Dalam rangka mendukung kerja penataan sarana prasarana wisata alam Jurassic Park, yang nantinya akan menjadi lebih baik bagi pengunjung di Resort Loh Buaya, maka Balai TNK KLHK menutup sementara Resort Loh Buaya TNK terhitung sejak 26 Oktober 2020 hingga 30 Juni 2021, dan akan dievaluasi setiap dua pekan sekali.

“Progress pembangunan akan diinformasikan oleh petugas. Tempat atau lokasi destinasi lain seperti Padar, Loh Liang (Pulau Komodo), Pink Beach dan Spot Dive (Karang Makasar, Batubolang, Siaba, Mawan dan lain-lain masih tetap dibuka,” ujar Wiranto.

Wiranto menegaskan, aktivitas wisata di TNK selama ini telah menarik minat wisatawan domestik maupun mancanegara. Sejak ditetapkan sebagai taman nasional hingga saat ini, sarana prasarana di TNK terus dikembangkan, baik untuk wisata edukasi, maupun penelitian.

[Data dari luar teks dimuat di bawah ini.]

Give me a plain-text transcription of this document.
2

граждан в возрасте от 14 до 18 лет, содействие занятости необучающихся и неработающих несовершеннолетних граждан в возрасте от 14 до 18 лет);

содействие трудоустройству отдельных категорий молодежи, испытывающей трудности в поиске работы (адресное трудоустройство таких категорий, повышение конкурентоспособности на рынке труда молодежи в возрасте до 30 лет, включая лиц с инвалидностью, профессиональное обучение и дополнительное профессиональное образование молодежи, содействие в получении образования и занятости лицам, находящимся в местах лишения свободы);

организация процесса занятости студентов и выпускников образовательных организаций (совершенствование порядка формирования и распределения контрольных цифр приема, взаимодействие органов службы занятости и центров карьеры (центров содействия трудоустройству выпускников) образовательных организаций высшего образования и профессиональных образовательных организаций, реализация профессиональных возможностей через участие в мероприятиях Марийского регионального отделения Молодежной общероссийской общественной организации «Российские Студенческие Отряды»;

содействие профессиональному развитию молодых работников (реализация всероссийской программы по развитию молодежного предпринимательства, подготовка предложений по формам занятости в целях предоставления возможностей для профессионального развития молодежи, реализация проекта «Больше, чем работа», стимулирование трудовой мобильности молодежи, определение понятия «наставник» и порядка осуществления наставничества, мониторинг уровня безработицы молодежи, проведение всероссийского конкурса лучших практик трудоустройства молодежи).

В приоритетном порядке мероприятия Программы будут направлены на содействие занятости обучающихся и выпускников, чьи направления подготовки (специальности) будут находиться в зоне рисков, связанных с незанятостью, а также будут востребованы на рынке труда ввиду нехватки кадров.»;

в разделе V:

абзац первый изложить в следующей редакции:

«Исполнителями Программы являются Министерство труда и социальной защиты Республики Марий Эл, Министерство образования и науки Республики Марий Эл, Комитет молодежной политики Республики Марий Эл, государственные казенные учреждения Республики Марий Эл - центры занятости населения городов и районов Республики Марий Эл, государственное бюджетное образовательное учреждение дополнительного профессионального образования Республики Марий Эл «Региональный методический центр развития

Penataan sarana prasarana yang sedang dilakukan di Lembah Loh Buaya Pulau Rinca TNK oleh Kementerian Pekerjaan Umum dan Perumahan Rakyat telah mencapai 30 persen dari rencana yang akan selesai pada Juni 2021. Saat ini, penataan tengah memasuki tahap pembongkaran bangunan eksisting dan pembuangan puing, pembersihan pile cap, dan pembuatan tiang pancang.

Wiranto menjelaskan Taman Nasional Komodo (TNK) yang ditunjuk pada 1980 memiliki label global, sebagai Cagar Biosfer (1977) dan Warisan Dunia (1991) oleh UNESCO, memiliki luas 173.300 Ha, terdiri dari 58.449 Ha (33,76 persen) daratan dan 114.801 Ha (66,24 persen) perairan.

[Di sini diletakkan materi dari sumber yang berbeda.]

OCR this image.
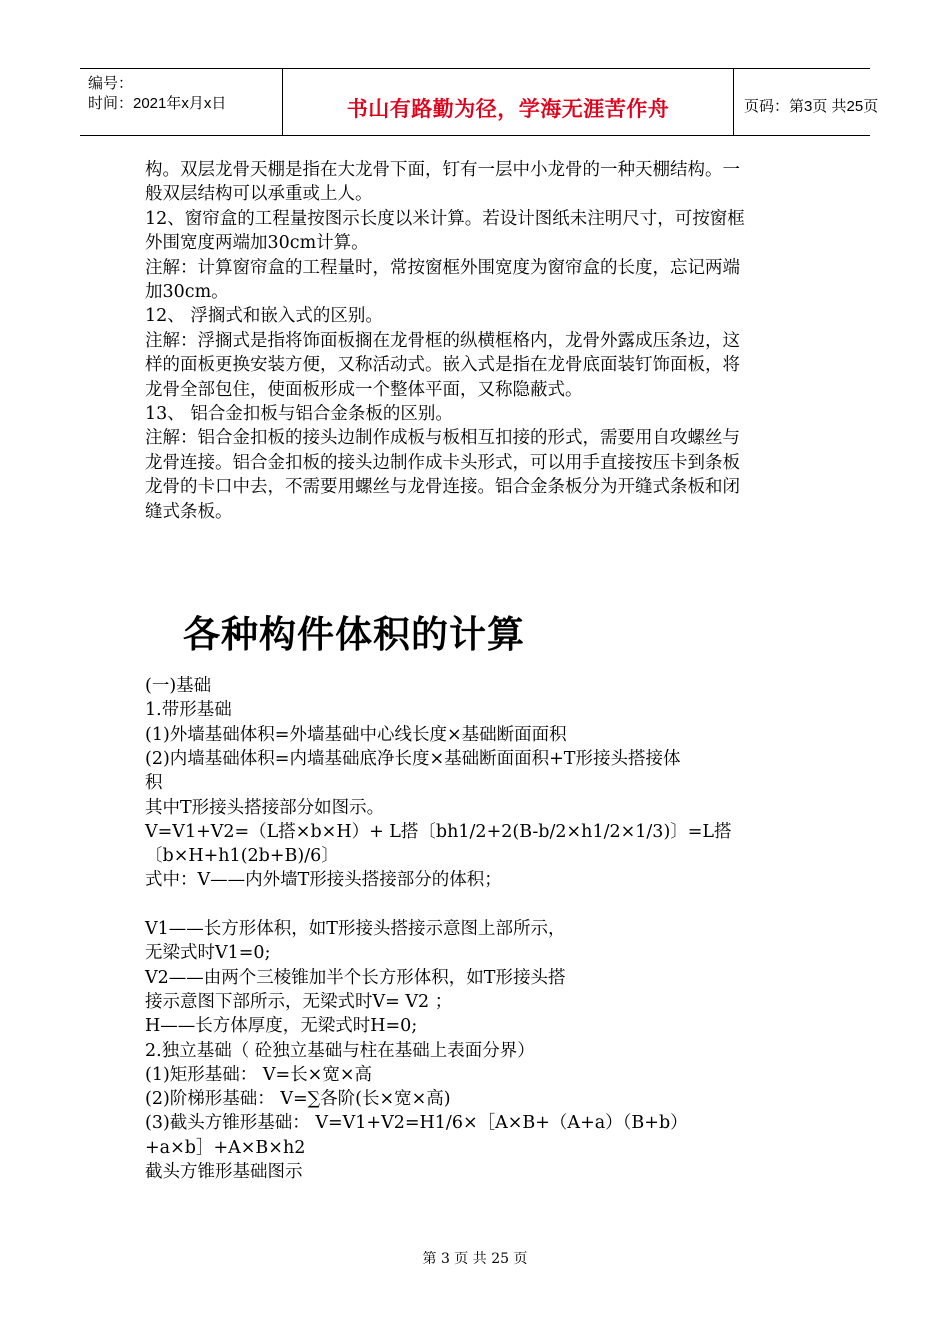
编号：
时间：2021年x月x日	书山有路勤为径，学海无涯苦作舟	页码：第3页 共25页
构。双层龙骨天棚是指在大龙骨下面，钉有一层中小龙骨的一种天棚结构。一
般双层结构可以承重或上人。
12、窗帘盒的工程量按图示长度以米计算。若设计图纸未注明尺寸，可按窗框
外围宽度两端加30cm计算。
注解：计算窗帘盒的工程量时，常按窗框外围宽度为窗帘盒的长度，忘记两端
加30cm。
12、 浮搁式和嵌入式的区别。
注解：浮搁式是指将饰面板搁在龙骨框的纵横框格内，龙骨外露成压条边，这
样的面板更换安装方便，又称活动式。嵌入式是指在龙骨底面装钉饰面板，将
龙骨全部包住，使面板形成一个整体平面，又称隐蔽式。
13、 铝合金扣板与铝合金条板的区别。
注解：铝合金扣板的接头边制作成板与板相互扣接的形式，需要用自攻螺丝与
龙骨连接。铝合金扣板的接头边制作成卡头形式，可以用手直接按压卡到条板
龙骨的卡口中去，不需要用螺丝与龙骨连接。铝合金条板分为开缝式条板和闭
缝式条板。
各种构件体积的计算
(一)基础
1.带形基础
(1)外墙基础体积=外墙基础中心线长度×基础断面面积
(2)内墙基础体积=内墙基础底净长度×基础断面面积+T形接头搭接体
积
其中T形接头搭接部分如图示。
V=V1+V2=（L搭×b×H）+ L搭〔bh1/2+2(B-b/2×h1/2×1/3)〕=L搭
〔b×H+h1(2b+B)/6〕
式中：V——内外墙T形接头搭接部分的体积；
V1——长方形体积，如T形接头搭接示意图上部所示，
无梁式时V1=0;
V2——由两个三棱锥加半个长方形体积，如T形接头搭
接示意图下部所示，无梁式时V= V2 ；
H——长方体厚度，无梁式时H=0;
2.独立基础（ 砼独立基础与柱在基础上表面分界）
(1)矩形基础： V=长×宽×高
(2)阶梯形基础： V=∑各阶(长×宽×高)
(3)截头方锥形基础： V=V1+V2=H1/6×［A×B+（A+a）（B+b）
+a×b］+A×B×h2
截头方锥形基础图示
第 3 页 共 25 页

Dari luas tersebut, menurut dia, ditetapkan Zona Pemanfaatan Wisata Daratan 824 Ha (0,4 persen) dan Zona Pemanfaatan Wisata Bahari 1.584 Ha (0,95 persen). Jadi pengembangan wisata alam sangat dibatasi, hanya pada Zona Pemanfaatan tersebut. Ini prinsip kehati-hatian yang ditetapkan sejak perencanaan ruang kelola di TNK.

Sementara, menurut data KLHK, populasi komodo di kawasan Taman Nasional Komodo (TNK) berada di lima pulau utama, yaitu Pulau Komodo, Rinca, Padar, Nusa Kode (Gili Dasami), dan Gili Motang.

Di Pulau Flores tercatat komodo dapat ditemukan di empat kawasan konservasi, yaitu Cagar Alam Wae Wuul, Wolo Tado, Riung, dan di Taman Wisata Alam Tujuh Belas Pulau, tepatnya di Pulau Ontoloe.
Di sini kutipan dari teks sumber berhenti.